Devereaux frowned. “No one was eager, Uriah. We did what needed to be done.”

“The word is, she went to lengths that made even some of her colleagues queasy.”

“As I said: Lisa did what needed to be done. And if some of her colleagues weren’t willing to do the same, that’s on them, not her.”

“I don’t have a problem with it,” Hobbs said. “We want someone ruthless for this, don’t we?”

He might have added, And with her history, if push comes to shove she’ll be an ideal cutout, too. But Devereaux would intuit that. No need to make him uncomfortable by saying it out loud.

“All the resources of Justice are at your disposal,” Hobbs said. “I don’t know if we’ll ever be in a position to tell anyone what we’ve done here. What I do know is that whoever figures out a way to fix this will have the president in his debt.”

He wondered if Devereaux would appreciate how discreet he was being. How many face-saving asides he had offered. Because even if he couldn’t prove it in court, he sensed in his gut the truth of what Devereaux had been working so hard to conceal.

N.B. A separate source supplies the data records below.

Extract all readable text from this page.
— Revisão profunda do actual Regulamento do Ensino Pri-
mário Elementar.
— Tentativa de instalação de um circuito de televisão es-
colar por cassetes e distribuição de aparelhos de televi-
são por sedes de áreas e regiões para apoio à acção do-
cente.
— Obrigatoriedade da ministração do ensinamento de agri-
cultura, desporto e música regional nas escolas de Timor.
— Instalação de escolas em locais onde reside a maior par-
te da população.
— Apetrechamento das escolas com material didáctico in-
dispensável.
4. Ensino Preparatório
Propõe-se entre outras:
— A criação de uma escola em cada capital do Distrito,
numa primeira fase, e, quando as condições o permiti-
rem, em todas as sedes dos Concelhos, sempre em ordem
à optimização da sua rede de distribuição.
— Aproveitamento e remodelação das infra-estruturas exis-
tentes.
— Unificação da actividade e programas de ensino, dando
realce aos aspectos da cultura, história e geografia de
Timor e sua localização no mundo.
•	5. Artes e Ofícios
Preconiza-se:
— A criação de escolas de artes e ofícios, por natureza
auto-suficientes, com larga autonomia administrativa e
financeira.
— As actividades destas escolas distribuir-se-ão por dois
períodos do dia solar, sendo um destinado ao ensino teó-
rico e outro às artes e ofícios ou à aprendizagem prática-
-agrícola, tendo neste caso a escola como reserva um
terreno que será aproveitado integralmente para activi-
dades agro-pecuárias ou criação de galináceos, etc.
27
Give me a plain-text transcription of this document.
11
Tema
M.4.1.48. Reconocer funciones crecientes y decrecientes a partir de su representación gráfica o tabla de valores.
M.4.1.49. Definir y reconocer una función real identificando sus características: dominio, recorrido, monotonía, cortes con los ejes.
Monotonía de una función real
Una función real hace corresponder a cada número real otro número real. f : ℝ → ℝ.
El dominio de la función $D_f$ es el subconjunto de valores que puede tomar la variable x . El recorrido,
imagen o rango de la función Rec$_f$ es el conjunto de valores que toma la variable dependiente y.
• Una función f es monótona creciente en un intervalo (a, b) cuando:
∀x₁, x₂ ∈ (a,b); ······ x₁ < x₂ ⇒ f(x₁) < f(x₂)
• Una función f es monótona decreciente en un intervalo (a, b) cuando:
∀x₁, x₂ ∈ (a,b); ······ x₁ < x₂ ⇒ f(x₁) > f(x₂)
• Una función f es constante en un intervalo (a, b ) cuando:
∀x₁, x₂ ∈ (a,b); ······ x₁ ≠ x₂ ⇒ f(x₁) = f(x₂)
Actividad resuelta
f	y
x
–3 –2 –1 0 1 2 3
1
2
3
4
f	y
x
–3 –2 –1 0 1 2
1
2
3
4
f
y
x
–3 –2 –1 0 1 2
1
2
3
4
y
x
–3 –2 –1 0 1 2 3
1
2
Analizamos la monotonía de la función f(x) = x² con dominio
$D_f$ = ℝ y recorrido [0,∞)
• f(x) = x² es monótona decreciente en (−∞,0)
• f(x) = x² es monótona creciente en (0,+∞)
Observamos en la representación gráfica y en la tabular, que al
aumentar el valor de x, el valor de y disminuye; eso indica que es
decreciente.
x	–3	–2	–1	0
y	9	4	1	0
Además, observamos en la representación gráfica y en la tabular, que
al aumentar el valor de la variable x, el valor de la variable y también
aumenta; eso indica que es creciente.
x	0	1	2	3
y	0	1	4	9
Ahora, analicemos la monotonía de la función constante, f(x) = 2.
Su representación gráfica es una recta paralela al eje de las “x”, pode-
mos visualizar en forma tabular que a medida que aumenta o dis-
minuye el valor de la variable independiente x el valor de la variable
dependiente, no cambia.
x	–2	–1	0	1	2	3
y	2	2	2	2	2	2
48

Devereaux knew Schrader. Well enough to be worried about appearing in those videos.

He only hoped Devereaux hadn’t figured out the same about him.

chapter

six

KANEZAKI

Tom Kanezaki sat in a plush chair across from DCI Lisa Rispel in the corner of Rispel’s spacious seventh-floor office, a pot of tea and two cups and saucers arrayed before them. On the wall opposite were dozens of photographs of Rispel with presidents and potentates and plutocrats, all hung so as to dominate the view, regardless of where Rispel might seat a visitor. Today, Kanezaki would have preferred the seat across from her desk. That she had invited him into the corner suggested a faux intimacy. Her warmup—a few banal thoughts with regard to his upbringing in the States by nisei parents; fulsome congratulations on ops well executed; and respectful murmurs about an impressive twenty-year rise in the ranks overall—only deepened his suspicions. Well, nothing to be done but to sip the tea, politely deflect the praise, and wait for her to arrive at whatever was the real matter at hand.

“By the way,” she said, leaning back as though the real business was done and they were now just chitchatting, “I understand that from time to time you’ve employed a contractor, a former Marine sniper—nom de guerre Dox.”

He offered a friendly smile to conceal his unease. “When it comes to contractors, aren’t we trained to neither confirm nor deny?”

She smiled back. It was a warm smile, one he imagined she had practiced many times in front of a mirror, along with the vaguely regal bearing he assumed she’d cultivated as part of an act as if philosophy. In fairness, the image had carried her to CIA’s top job before her fiftieth birthday, even in the face of widespread political concerns about her treatment of detainees.

“We are,” she said. “But I believe that’s more for testimony before the Senate.”

Kanezaki chuckled at the intel-insiders joke. He had learned early on that the key to power within CIA and the broader intelligence community was to develop your own network—for information, of course, but also for action—and Dox was one of the proverbial jewels in the crown. They’d been working together for years, initially at arm’s length, and then increasingly on the rare and surprising basis of trust. He didn’t know how Rispel had learned about the connection. Her own network, he supposed. Spies among the spies.